Jesse Ed Rascoe [Ed Bartholomew]
The Golden Crescent; The Southwest Treasure Belt
(Toyahvale, Texas: 1962)
---
A scarce pamphlet on lost mines and lost treasures of the American Southwest. “Jesse Rascoe” (Ed Bartholomew) was well known for his meticulous research. He spent decades in the archives of early day newspapers, painstakingly taking down original accounts of outlaw plants, train robbers’ loot, bank robbers’ caches, and lost mines.
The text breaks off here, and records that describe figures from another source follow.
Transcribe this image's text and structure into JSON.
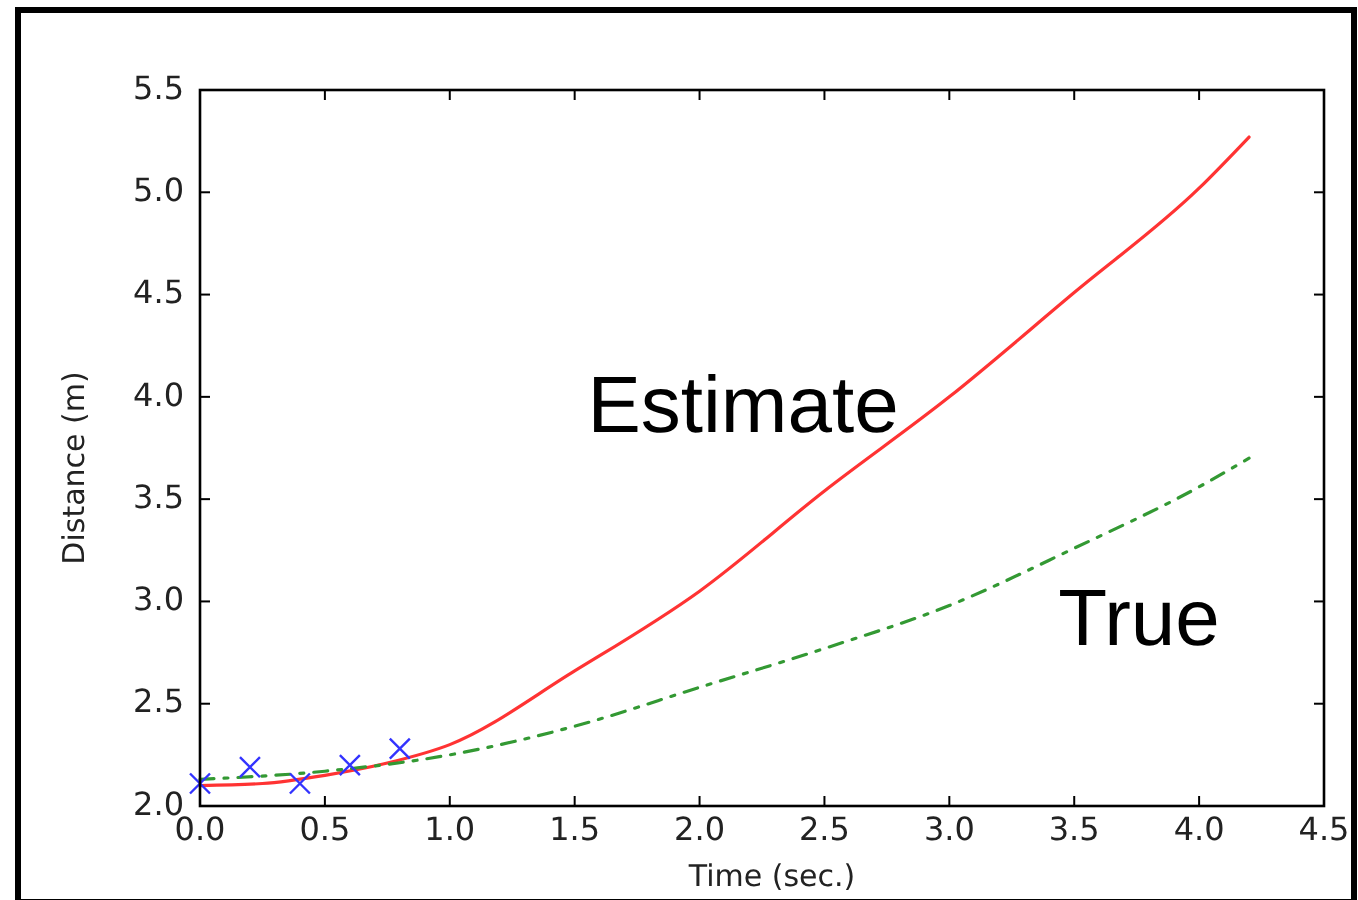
{
  "chart_data": {
    "type": "line",
    "xlabel": "Time (sec.)",
    "ylabel": "Distance (m)",
    "xlim": [
      0,
      4.5
    ],
    "ylim": [
      2.0,
      5.5
    ],
    "xticks": [
      {
        "value": 0,
        "label": "0.0"
      },
      0.5,
      {
        "value": 1,
        "label": "1.0"
      },
      1.5,
      {
        "value": 2,
        "label": "2.0"
      },
      2.5,
      {
        "value": 3,
        "label": "3.0"
      },
      3.5,
      {
        "value": 4,
        "label": "4.0"
      },
      4.5
    ],
    "yticks": [
      {
        "value": 2,
        "label": "2.0"
      },
      2.5,
      {
        "value": 3,
        "label": "3.0"
      },
      3.5,
      {
        "value": 4,
        "label": "4.0"
      },
      4.5,
      {
        "value": 5,
        "label": "5.0"
      },
      5.5
    ],
    "grid": false,
    "series": [
      {
        "name": "Estimate",
        "color": "#ff3333",
        "line_style": "solid",
        "x": [
          0,
          0.25,
          0.5,
          0.75,
          1.0,
          1.5,
          2.0,
          2.5,
          3.0,
          3.5,
          4.0,
          4.2
        ],
        "values": [
          2.1,
          2.11,
          2.15,
          2.21,
          2.3,
          2.66,
          3.05,
          3.54,
          4.0,
          4.51,
          5.02,
          5.27
        ]
      },
      {
        "name": "True",
        "color": "#339933",
        "line_style": "dashed",
        "x": [
          0,
          0.5,
          1.0,
          1.5,
          2.0,
          2.5,
          3.0,
          3.5,
          4.0,
          4.2
        ],
        "values": [
          2.13,
          2.17,
          2.25,
          2.39,
          2.58,
          2.77,
          2.98,
          3.26,
          3.56,
          3.7
        ]
      },
      {
        "type": "scatter",
        "color": "#3333ff",
        "marker": "cross",
        "x": [
          0,
          0.2,
          0.4,
          0.6,
          0.8
        ],
        "values": [
          2.11,
          2.19,
          2.11,
          2.2,
          2.28
        ]
      }
    ]
  }
}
Here are countless stories of lost treasure in Texas (a paymaster’s cache, Comanchero Loot, much on Jim Bowie and the Lost San Saba Mines), New Mexico (the Padre Larue Mine, the Lost Adams Diggings: “Probably the most elusive and the most interesting of the lost mines of the Southwest”), Arizona (old Spanish Mines, and Rich Cities of the Dead, the Scalphunters), and California and Old Mexico.
There is also a plain tan cover edition. The contents are identical.
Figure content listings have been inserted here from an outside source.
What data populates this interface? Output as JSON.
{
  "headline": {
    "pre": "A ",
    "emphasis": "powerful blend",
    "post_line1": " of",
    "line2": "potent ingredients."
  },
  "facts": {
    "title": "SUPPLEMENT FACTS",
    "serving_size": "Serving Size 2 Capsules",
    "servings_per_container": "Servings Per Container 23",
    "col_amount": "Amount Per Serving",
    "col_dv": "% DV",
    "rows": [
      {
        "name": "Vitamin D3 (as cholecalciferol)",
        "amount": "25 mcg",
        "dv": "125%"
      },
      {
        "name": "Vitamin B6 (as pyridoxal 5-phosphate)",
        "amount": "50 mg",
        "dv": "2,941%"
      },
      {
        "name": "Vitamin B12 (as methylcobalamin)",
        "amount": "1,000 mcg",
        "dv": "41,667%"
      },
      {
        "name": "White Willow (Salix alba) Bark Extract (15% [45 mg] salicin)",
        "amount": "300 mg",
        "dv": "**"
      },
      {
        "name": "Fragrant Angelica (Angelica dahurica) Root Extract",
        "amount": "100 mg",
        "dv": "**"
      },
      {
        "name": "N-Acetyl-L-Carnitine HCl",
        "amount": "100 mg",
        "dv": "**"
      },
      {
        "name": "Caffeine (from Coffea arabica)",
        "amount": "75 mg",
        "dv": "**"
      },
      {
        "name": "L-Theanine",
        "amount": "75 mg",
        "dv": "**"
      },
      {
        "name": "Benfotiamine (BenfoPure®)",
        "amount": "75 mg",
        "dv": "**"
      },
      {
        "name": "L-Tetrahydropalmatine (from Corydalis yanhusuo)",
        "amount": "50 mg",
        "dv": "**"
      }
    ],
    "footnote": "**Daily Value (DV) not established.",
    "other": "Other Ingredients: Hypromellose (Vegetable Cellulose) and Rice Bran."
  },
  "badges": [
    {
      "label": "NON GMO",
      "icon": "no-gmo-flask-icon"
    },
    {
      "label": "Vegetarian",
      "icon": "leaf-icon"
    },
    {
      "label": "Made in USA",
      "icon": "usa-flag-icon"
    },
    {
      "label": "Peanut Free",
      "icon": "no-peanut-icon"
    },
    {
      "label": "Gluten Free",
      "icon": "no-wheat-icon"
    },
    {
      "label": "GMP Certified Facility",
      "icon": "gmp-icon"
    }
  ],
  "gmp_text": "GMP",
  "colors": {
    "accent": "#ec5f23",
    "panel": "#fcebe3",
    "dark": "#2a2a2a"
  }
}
During “The Golden Age” of treasure hunting literature, many authors were content to simply “research” their books and magazine articles by borrowing from the works of others. Often they were not too particular from whom they took.
Ed got very tired of this and finally published an article on the “Nelots” treasure. In due course Thomas Penfield published his version of this tale – remarkably similar to Ed’s.
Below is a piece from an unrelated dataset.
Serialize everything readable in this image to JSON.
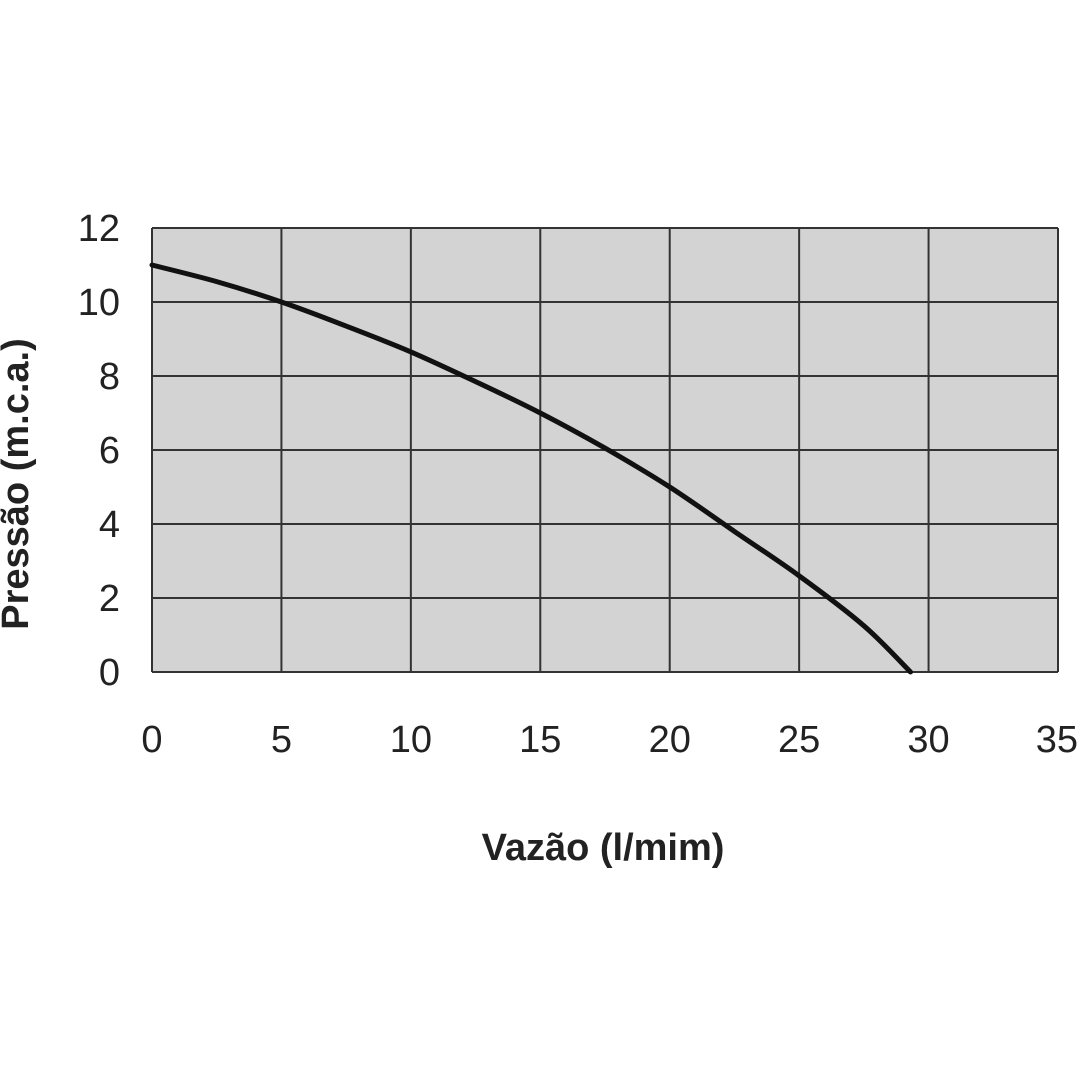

Then Ed pointed out that Nelots spelt backwards is “Stolen!”
Karl von Mueller noted (
The Journals of El Dorado (1977)): “An excellent compilation of potential treasure sites…The author drew heavily from old newspaper accounts, military records, the Spanish archives, etc. to make this one of the most worthwhile treasure books ever published.”
He is, no doubt, correct. This is one of the 10 absolutely essential books on lost mines and buried treasures.
Pages 6 (first text page) through 84 were reprinted by the author as Texas Buried Treasures (Fort Davis, Texas: 1972) and pages 91 through 156 were reprinted by the author as
Southwest Treasures (Ft. Davis, Texas: 1976).
There are three different covers - the two shown and a plain tan one.